Mai infatti Renzi direbbe che gli immigrati irregolari sono “da mettere in galera”, che la cittadinanza per chi nasce in Italia è “senza senso”, che abolire il reato di clandestinità è un’aberrazione perché farebbe “perdere voti”. E mai Renzi, che pure vuole pensionare l’intero ceto politico dell’ultimo ventennio, userebbe il turpiloquio, l’anticamera della violenza, la più miserabile delle scorciatoie del pensiero, per liquidare i suoi agguerriti avversari politici. Renzi è forse l’uomo che più impensierisce Napolitano, ma per riuscire nella sua battaglia, per essere pericoloso, non ha bisogno di agitare in modo scomposto il cappio populista dell’impeachment, di vomitare nomignoli e storpiature, che sono invece la grammatica di Grillo – “vecchio”, “dentiera presidenziale”, “Morfeo” – né tantomeno Renzi si sognerebbe mai di cannoneggiare a colpi di rutti Mario Monti, Enrico Letta o Angelino Alfano. E insomma, entrambi hanno grande successo sulla rete, sanno usare i social network, Twitter e Facebook, eppure non ne fanno lo stesso uso. Per Renzi, Internet è l’estroflessione delle sue affettazioni un po’ mocciose, mentre per Grillo il web è esattamente quello che un tempo erano le birrerie per Bossi e Maroni, un posto dove stordirsi di stupidaggini, flatulenze, alito pesante e pensieri leggeri, settarismi, smargiassate, “osteria gratia plena / ve lo daremo sulla schiena”. E dunque mai Renzi rimesterebbe in quella pattumiera del risentimento che, nella lingua di Grillo, trasforma Gad Lerner in Gad Merder, fino allo sberleffo antisemita, la fogna dell’intelligenza, “non mi fiderei mai di uno col naso adunco”, “lo spedirei a passeggiare per Gaza con la papalina da ebreo in testa”.

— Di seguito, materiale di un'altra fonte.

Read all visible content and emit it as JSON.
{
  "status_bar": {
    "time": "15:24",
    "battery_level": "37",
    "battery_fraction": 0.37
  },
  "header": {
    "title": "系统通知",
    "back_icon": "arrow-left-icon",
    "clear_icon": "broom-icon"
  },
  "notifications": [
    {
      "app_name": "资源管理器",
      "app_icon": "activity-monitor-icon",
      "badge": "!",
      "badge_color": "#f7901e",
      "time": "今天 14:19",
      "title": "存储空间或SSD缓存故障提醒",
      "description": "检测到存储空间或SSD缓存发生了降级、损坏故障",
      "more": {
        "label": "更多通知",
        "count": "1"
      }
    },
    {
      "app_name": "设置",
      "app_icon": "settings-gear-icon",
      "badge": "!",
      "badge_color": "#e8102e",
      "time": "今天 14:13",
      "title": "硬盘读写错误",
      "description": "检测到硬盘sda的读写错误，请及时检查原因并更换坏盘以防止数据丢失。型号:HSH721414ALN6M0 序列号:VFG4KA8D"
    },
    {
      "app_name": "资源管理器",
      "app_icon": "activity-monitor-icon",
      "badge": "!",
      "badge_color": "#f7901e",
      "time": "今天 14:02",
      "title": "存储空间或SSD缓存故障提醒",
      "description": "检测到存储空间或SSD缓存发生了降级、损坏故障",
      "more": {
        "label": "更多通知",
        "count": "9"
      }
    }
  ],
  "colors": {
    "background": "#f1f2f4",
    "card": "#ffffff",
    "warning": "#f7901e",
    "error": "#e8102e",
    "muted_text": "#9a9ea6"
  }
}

Cercano i voti della destra, giocano con il populismo e sono due leader mediatici, sì, ma Renzi, che ha frequentato l’oratorio e ha fatto lo scout, rimane un figlio della sinistra italiana, malgrado, come dice Eugenio Scalfari, sia certamente il portatore di una trasformazione antropologica della sinistra nel nostro paese: piace alle mamme, ha la faccia pulita e l’aria da bravo ragazzo di mezza provincia, presuntuoso, a tratti un po’ gradasso, ma cresciuto senza ossessioni d’estremismo, senza traumi infantili, non conosce infatti pose messianiche né coltiva strane manie.
Si assomigliano, Renzi e Grillo, ma sono anche completamente diversi. L’arruffato genovese adesso potrà anche conquistare il voto della destra becera e biliosa, che in Italia ha avuto grande successo in passato, un successo persino totalitario dal 1922 al 1943. Con il complemento dei vernacolieri che lo adorano, Grillo adesso potrà anche scagliare lo sputo schiumoso dell’impeachment su Napolitano, e forse trovare persino un alleato nel centrodestra berlusconiano, nell’ultimo estremizzato colpo di coda del ventennio. Ma la destra migliore, quella liberale, aperta, curiosa, moderna, è invece terra di conquista per Renzi, è lo strumento con il quale trasformare antropologicamente – e chissà, migliorare – la sinistra italiana. A ciascuno il suo, dunque. Gemelli, sì, ma diversi.